Украина — страна моего детства и юности.
По-украински разговаривала со мной няня Хима; рассказывала сказки — байки. Пела. Это она и мама пели те песни, которые навсегда останутся во мне. По-украински говорили ребята, с которыми я дружил, играл и дрался в селах, где работал отец. И он со своими друзьями и товарищами — агрономами — говорили по-украински. В школе и в университете я изучал украинский язык и литературу. Навсегда полюбил могучую поэзию Шевченко, поэзию и прозу Франко, Леси Украинки, книги Панаса Кулиша, Коцюбинского. И в новейшей украинской литературе я чувствовал себя на родине. Близки и необходимы были мне мудрые печальные драмы Миколы Кулиша, стихи Тычины, Зерова, Рыльского, Сосюры, поэтическая проза Хвыльового, Яновского. До 1935 года я не пропустил ни одной новой постановки Леся Курбаса в театре „Березиль“, радовался каждому фильму Довженко.
Первую постоянную работу я получил осенью 1929 года. „Биржа труда подростков“ направила меня в вечернюю рабочую школу для малограмотных. Там я преподавал украинский и русский языки, арифметику, основы политграмоты и основы естествознания — объяснял, что земля крутится вокруг солнца, а не наоборот, и что люди произошли от обезьян. Часть моих учеников говорили по-украински, но было и несколько приезжих из России, а большинство изъяснялись на том смешанном русско-украинском наречии пригородов, которое можно по желанию отнести к любому из двух языков.
Когда на паровозном заводе я был сотрудником заводской газеты и редактором цеховой многотиражки, то статьи и заметки писал только по-украински. Я был твердо убежден в необходимости украинизации — социалистическая культура должна быть „национальной по форме“.
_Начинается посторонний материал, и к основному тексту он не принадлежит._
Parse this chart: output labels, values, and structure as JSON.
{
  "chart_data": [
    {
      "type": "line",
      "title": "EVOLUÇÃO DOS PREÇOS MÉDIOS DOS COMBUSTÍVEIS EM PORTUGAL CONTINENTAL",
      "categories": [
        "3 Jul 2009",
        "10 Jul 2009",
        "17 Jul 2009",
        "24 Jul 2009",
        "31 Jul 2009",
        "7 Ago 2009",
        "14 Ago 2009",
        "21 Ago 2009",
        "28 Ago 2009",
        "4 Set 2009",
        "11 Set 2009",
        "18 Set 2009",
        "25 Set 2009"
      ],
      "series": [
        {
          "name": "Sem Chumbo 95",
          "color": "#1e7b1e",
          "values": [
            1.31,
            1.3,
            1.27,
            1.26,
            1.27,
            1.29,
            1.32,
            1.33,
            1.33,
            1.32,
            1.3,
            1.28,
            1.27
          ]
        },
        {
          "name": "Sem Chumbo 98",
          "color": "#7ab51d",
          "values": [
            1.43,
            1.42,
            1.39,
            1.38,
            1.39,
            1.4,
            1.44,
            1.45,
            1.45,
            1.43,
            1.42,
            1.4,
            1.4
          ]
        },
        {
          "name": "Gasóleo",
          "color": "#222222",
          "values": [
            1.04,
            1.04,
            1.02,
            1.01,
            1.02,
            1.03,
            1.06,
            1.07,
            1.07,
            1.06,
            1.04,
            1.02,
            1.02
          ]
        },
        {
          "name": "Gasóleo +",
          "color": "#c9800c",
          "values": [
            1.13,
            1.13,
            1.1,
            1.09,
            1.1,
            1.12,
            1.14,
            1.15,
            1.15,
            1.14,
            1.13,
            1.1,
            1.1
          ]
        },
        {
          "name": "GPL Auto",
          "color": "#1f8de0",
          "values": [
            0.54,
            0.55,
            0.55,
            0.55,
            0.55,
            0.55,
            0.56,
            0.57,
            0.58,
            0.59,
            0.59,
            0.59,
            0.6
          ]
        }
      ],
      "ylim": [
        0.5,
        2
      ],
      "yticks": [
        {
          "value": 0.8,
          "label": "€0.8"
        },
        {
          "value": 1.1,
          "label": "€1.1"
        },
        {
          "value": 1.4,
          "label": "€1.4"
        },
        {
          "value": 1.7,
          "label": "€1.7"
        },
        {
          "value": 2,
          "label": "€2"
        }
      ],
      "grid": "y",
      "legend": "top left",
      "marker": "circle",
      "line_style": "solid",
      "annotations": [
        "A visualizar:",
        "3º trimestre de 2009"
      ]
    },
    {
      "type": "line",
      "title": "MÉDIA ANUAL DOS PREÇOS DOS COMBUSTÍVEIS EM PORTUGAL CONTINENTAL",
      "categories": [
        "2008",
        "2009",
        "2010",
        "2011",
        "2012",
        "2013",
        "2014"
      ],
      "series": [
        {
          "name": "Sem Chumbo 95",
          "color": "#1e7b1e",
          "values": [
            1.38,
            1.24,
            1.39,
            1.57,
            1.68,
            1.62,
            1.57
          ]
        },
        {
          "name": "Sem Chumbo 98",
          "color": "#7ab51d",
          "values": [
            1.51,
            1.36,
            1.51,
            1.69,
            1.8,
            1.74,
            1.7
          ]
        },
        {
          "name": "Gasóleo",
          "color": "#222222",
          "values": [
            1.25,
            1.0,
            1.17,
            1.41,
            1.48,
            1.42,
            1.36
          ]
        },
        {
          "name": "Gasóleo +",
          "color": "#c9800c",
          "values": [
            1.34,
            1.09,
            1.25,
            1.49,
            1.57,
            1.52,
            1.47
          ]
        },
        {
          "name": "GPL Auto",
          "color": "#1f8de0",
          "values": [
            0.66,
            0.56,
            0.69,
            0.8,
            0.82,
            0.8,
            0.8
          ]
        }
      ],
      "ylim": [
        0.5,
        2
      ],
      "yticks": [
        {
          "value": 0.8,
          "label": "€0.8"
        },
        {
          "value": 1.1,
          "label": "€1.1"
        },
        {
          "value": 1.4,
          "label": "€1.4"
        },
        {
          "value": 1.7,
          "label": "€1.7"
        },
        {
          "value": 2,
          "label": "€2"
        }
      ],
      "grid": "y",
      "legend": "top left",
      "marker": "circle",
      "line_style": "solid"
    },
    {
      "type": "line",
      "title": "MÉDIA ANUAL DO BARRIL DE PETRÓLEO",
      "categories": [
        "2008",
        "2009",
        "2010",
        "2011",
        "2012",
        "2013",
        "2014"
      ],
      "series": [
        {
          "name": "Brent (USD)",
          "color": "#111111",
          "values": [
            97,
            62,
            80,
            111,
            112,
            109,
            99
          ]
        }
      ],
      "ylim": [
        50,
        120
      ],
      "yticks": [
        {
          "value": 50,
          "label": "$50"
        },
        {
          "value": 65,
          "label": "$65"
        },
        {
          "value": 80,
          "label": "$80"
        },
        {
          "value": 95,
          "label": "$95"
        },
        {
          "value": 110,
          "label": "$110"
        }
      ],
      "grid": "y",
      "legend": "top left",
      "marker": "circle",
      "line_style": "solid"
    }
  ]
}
В ту пору я и стихи сочинял только по-украински. Писал о далеком Севере, куда наш завод отправлял тяжелые тракторы.
Украинские стихи я писал и позднее. В последний раз на фронте, в госпитале, для кареглазой полтавчанки — сестры Тани.
(Мои украинские вирши были еще хуже, чем русские. Хотя и лучше, чем те немецкие, которые я сочинял для листовок и звукопередач, чтобы агитировать немецких солдат.)
По-русски я говорил дома, с родителями, с большинством друзей-ровесников, с любимой девушкой, которая стала моей женой, едва нам исполнилось по восемнадцать лет. Русских книг у меня всегда было больше, чем украинских. И в памяти осело неизмеримо больше русских стихов и русской прозы.
Мои чувства, мое восприятие мира воспитывали, развивали прежде всего русское слово, русские наставники и русские переводы Шекспира, Гюго, Диккенса, Твена, Лондона. Немцев я читал на их языке.